Des soutiens actifs, une défense combative
Face à ces accusations et sanctions, Pierre-Michel Roux s’est toujours montré combatif. Au moment de la publication du rapport de l’ARS, il s’indignait : « Refuser d’opérer [certains] malades aurait en effet amélioré les statistiques (…). Mais nous avons fait le choix d’opérer des patients et non des statistiques ». Puis, au moment du choix du CNG, il réprouvait : « La décision du CNG montre que plus aucun médecin de France ne peut prendre une décision thérapeutique, même en urgence, sans l’avis de l’administration ». Le praticien a par ailleurs été rapidement soutenu par de nombreux anciens patients et une partie de ses collègues. L’association Metz a du cœur constituée par un malade opéré par le docteur Roux, Hubert de Chevigny compte ainsi 650 adhérents, tandis que le Comité de défense au Docteur Roux, présidé par le docteur Michel Boursier cardiologue et praticien hospitalier compte 280 membres professionnels de santé. « Dans cette histoire nous sommes en présence d’un dérapage administratif » a toujours défendu le docteur Michel Boursier, cité récemment sur le site La Semaine.fr.Sanction disproportionnée
Très vite, la lourdeur de la sanction a semblé susciter quelques doutes.
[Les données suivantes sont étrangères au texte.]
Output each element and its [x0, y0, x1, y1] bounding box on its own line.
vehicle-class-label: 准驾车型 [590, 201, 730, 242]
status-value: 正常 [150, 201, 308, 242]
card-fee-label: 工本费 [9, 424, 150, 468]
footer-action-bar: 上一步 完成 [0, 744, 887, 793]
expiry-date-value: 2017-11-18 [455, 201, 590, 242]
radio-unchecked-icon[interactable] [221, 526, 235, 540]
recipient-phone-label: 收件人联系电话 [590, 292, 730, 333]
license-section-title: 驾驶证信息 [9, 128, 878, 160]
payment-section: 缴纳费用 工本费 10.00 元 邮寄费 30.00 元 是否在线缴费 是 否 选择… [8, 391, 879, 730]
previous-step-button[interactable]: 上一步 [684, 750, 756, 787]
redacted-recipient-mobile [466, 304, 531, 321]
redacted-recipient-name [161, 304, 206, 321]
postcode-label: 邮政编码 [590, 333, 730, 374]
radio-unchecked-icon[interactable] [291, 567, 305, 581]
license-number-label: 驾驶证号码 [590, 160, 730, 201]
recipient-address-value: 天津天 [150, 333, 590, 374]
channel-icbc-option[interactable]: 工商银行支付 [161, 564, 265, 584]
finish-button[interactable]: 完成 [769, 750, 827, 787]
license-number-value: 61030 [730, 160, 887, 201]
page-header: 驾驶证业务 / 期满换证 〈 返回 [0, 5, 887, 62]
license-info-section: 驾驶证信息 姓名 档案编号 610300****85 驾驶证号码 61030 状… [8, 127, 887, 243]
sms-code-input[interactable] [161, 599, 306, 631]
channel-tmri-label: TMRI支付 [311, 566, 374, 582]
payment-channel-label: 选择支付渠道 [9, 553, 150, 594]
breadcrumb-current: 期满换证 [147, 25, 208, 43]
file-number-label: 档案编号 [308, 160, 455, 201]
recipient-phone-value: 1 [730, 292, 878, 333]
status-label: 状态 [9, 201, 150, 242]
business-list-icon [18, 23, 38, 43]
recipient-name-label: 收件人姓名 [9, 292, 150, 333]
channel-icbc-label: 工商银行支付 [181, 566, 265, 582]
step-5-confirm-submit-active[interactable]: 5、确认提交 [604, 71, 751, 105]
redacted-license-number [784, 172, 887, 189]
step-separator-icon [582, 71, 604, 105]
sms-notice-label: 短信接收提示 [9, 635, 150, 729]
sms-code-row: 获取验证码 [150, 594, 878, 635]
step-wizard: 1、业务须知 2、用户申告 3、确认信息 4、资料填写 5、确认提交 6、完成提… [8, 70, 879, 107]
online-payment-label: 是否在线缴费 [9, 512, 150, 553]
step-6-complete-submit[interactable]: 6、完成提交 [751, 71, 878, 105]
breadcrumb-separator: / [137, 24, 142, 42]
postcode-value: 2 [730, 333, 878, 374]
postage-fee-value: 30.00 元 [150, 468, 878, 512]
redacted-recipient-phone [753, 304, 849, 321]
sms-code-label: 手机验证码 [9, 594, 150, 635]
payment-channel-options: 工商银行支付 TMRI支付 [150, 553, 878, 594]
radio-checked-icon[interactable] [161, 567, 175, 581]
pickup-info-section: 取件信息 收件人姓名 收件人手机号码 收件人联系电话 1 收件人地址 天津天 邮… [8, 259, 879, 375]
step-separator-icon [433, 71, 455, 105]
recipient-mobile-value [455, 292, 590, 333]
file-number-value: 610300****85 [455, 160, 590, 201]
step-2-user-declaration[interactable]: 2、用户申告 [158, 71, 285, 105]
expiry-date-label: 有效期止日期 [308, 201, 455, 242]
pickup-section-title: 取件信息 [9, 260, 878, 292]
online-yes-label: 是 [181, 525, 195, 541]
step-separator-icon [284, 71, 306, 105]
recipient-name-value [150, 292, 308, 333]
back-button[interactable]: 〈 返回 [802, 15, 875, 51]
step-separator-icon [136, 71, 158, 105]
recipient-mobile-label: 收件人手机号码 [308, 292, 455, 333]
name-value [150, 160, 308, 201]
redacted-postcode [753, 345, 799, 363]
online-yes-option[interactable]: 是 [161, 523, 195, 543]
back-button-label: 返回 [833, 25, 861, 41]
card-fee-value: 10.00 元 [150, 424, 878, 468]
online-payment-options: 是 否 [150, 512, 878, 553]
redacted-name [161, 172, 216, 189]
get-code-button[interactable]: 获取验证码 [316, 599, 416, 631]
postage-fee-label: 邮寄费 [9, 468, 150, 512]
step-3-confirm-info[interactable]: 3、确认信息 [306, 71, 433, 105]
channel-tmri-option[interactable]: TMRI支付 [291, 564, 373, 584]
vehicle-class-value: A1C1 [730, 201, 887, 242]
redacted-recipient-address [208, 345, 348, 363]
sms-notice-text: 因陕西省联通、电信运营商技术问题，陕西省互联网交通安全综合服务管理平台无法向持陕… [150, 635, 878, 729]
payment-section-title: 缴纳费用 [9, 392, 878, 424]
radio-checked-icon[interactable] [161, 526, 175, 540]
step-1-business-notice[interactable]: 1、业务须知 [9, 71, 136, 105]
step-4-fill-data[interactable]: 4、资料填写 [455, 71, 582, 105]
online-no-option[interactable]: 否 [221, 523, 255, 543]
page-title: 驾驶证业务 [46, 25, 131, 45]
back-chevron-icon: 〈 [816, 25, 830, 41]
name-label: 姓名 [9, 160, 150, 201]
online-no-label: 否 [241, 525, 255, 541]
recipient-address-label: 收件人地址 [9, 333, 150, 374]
Outre l’absence de cohésion entre la décision de la direction du CNG et les recommandations du conseil de discipline (qui avait plaidé pour une mutation) le refus du Conseil de l’Ordre de Moselle d’entamer une procédure disciplinaire contre le praticien a sonné comme un indice supplémentaire d’un désaccord avec les sanctions prises. Cependant, pour faire reconnaître cette appréciation, le docteur Roux a dû franchir de nombreuses étapes judiciaires. Après une confirmation de la décision du CNG par le tribunal administratif en première instance, la Cour administrative d’appel de Nancy a annulé la révocation fin 2014. Mais le Conseil d’État a, au début de l’année 2017, invalidé la décision de la cour administrative de Nancy en raison d’un vice de procédure. Le retour devant la cour administrative d’appel de Nancy permet enfin au praticien d’obtenir définitivement gain de cause. Les magistrats ont en effet considéré que les manquements réels existant dans la gestion de l’activité de chirurgie cardiaque de l’hôpital de Metz ne justifiaient cependant pas « la sanction de la révocation qui, en l’espèce, était disproportionnée ».Les juges ont pris acte des données contradictoires présentées par le praticien, relativisant les chiffres catastrophiques de mortalité du service. La cour d’appel a également considéré que l’administration n’avait pas pu apporter la preuve d’un « comportement fautif » et notamment la réalisation de « nombreuses interventions comportant une proportion importante de gestes opératoires complexes et longs ». De même, l’administration n’a pas pu démontrer que le praticien avait réellement méconnu la capacité du centre hospitalier et les conditions de prise en charge du service de réanimation. Cependant, les griefs concernant l’absence de prise « en compte [des] avantages, inconvénients et conséquences des opérations qu’il proposait à ses patients, y compris pour des patients à haut risque du fait de leur âge élevé et des pathologies associées qu’ils présentaient, sans examiner toutes les alternatives thérapeutiques » sont apparus justifiés. Ils pouvaient légitimer une sanction, mais sans doute pas celle prise. C’est une victoire pour le praticien, mais probablement, une victoire bien tardive ; ce qui interroge une nouvelle fois sur la lenteur coupable de la justice et sur les mécanismes de décision du CNG.